Modern tidal interaction models for rapid binary population synthesis: II. Binary black hole formation, mergers, and spins

Abstract

We present predictions for the merger rates and effective spin (χ eff) distribution of binary black holes (BBHs) from isolated binary evolution, using a new self-consistent tidal dissipation implementation in the rapid binary population synthesis code COMPAS. Most of the first-born black holes (BHs) in our simulated merging BBHs are formed with zero spins, with the exception of BBHs formed from chemically homogeneous evolution. The spins of the second-born BHs with the new model depend significantly on the efficiency of tidal dissipation and mass transfer history, and crucially, are not always consistent with pre-supernova synchronization.
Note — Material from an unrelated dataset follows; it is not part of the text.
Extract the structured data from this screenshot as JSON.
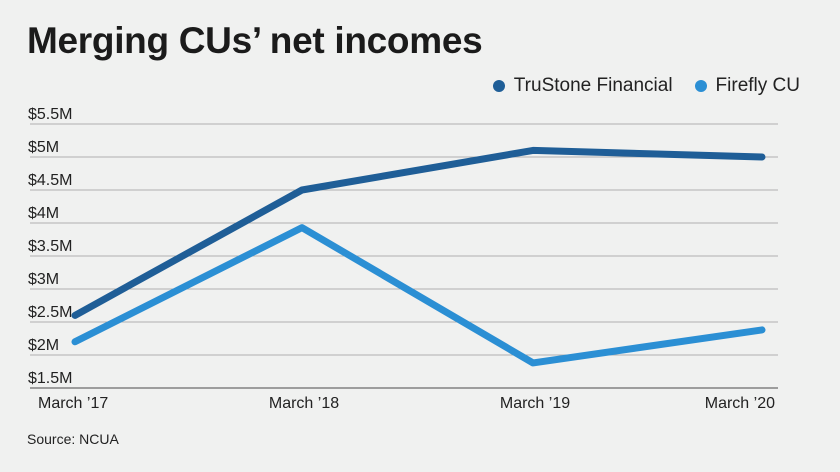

High-χ eff binaries preferentially merge at high redshift due to smaller binary separations at BBH formation and shorter coalescence times, thus rendering them largely inaccessible to current gravitational wave (GW) detectors. We expect the intrinsic spin distribution of merging BBHs formed from isolated evolution to be strongly biased toward low χ eff with current detectors, with a third of systems having χ eff < 0.05 and only 3\% with χ eff>0.5. However, χ eff will increase as GW detectors become sensitive to higher redshift sources, with up to 15\% of systems having χ eff>0.5.